L’Autorité de régulation de la communication audiovisuelle (ARCOM) a rejeté la demande de RSF tendant à ce qu’elle adresse une mise en demeure à l’éditeur du service de télévision « CNews » sur le fondement de l’article 42 de la loi n°86-1067 du 30 septembre 1986

Pour rappel, l’ARCOM garantit l’honnêteté, l’indépendance et le pluralisme de l’information et des programmes qui y concourent, sous réserve de l’article 1er de la loi n°86-1067 du 30 septembre 1986.

A cet effet, elle veille notamment à ce que les conventions conclues en application de la présente loi avec les éditeurs de services de télévision et de radio garantissent le respect de l’article 2 bis de la loi du 29 juillet 1881 sur la liberté de la presse. Elle veille à ce que la diversité de la société française soit représentée dans les programmes des services de communication audiovisuelle et que cette représentation soit exempte de préjugés. Elle s’assure que les intérêts économiques des actionnaires des éditeurs de services de communication audiovisuelle et de leurs annonceurs ne portent aucune atteinte à ces principes. 

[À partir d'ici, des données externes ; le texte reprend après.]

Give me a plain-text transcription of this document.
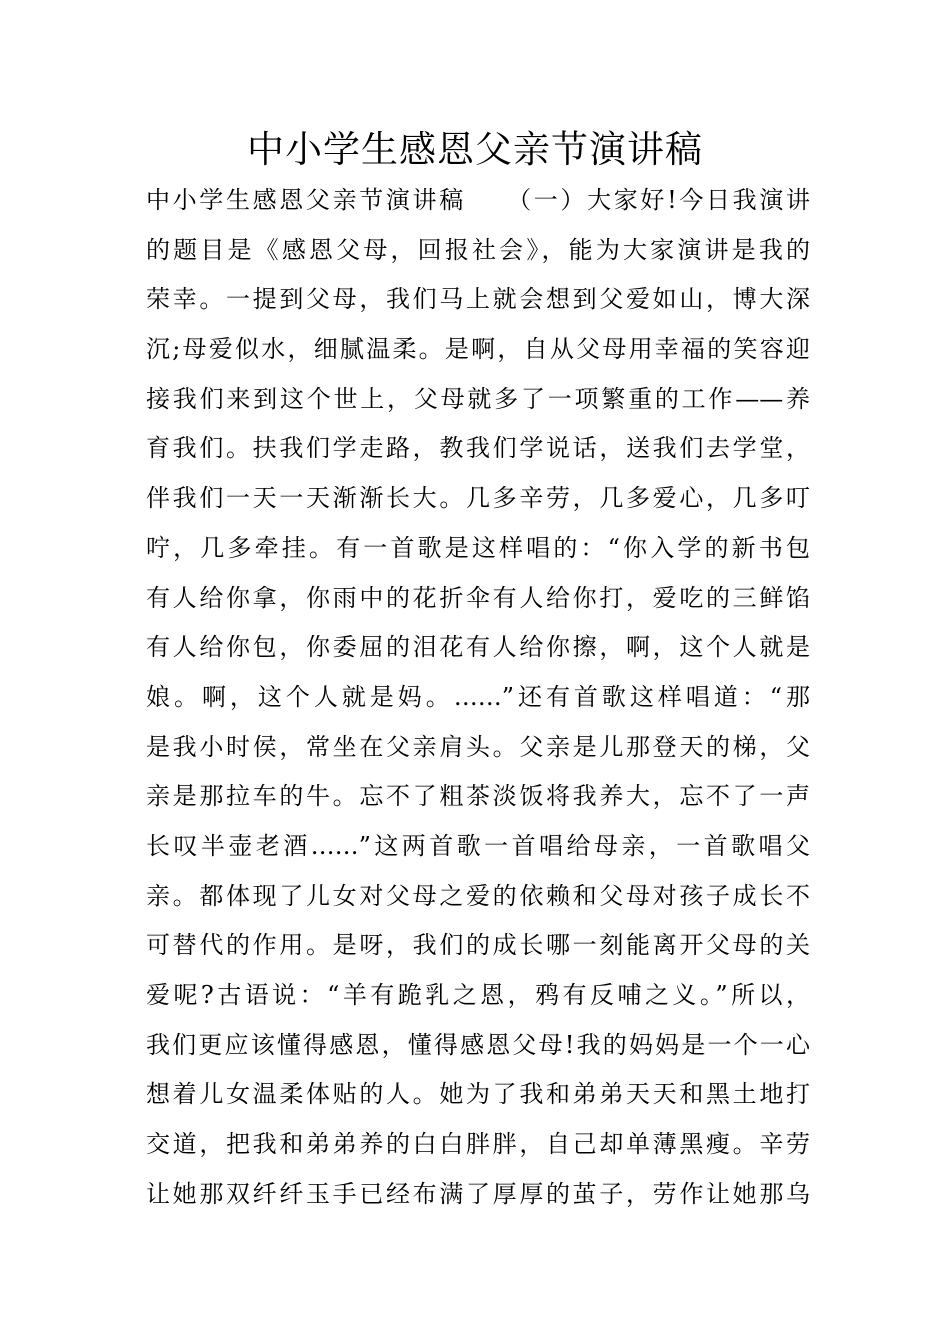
中小学生感恩父亲节演讲稿
中小学生感恩父亲节演讲稿　　（一）大家好!今日我演讲
的题目是《感恩父母，回报社会》，能为大家演讲是我的
荣幸。一提到父母，我们马上就会想到父爱如山，博大深
沉;母爱似水，细腻温柔。是啊，自从父母用幸福的笑容迎
接我们来到这个世上，父母就多了一项繁重的工作——养
育我们。扶我们学走路，教我们学说话，送我们去学堂，
伴我们一天一天渐渐长大。几多辛劳，几多爱心，几多叮
咛，几多牵挂。有一首歌是这样唱的：“你入学的新书包
有人给你拿，你雨中的花折伞有人给你打，爱吃的三鲜馅
有人给你包，你委屈的泪花有人给你擦，啊，这个人就是
娘。啊，这个人就是妈。……”还有首歌这样唱道：“那
是我小时侯，常坐在父亲肩头。父亲是儿那登天的梯，父
亲是那拉车的牛。忘不了粗茶淡饭将我养大，忘不了一声
长叹半壶老酒……”这两首歌一首唱给母亲，一首歌唱父
亲。都体现了儿女对父母之爱的依赖和父母对孩子成长不
可替代的作用。是呀，我们的成长哪一刻能离开父母的关
爱呢?古语说：“羊有跪乳之恩，鸦有反哺之义。”所以，
我们更应该懂得感恩，懂得感恩父母!我的妈妈是一个一心
想着儿女温柔体贴的人。她为了我和弟弟天天和黑土地打
交道，把我和弟弟养的白白胖胖，自己却单薄黑瘦。辛劳
让她那双纤纤玉手已经布满了厚厚的茧子，劳作让她那乌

Aux termes de l’article 13 de la même loi : « L’ARCOM assure également le respect de l’expression pluraliste des courants de pensée et d’opinion dans les programmes des services de radio et de télévision, en particulier pour les émissions d’information politique et générale.

Les services de radio et de télévision transmettent les données relatives aux temps d’intervention des personnalités politiques dans les journaux et les bulletins d’information, les magazines et les autres émissions des programmes à l’Autorité selon les conditions de périodicité et de format que l’autorité détermine.

L’Autorité communique chaque mois aux présidents de l’Assemblée nationale et du Sénat et aux responsables des différents partis politiques représentés au Parlement le relevé des temps d’intervention des personnalités politiques dans les journaux et les bulletins d’information, les magazines et les autres émissions des programmes. Ce relevé est également publié dans un format ouvert, aisément réutilisable et exploitable par un système de traitement automatisé. »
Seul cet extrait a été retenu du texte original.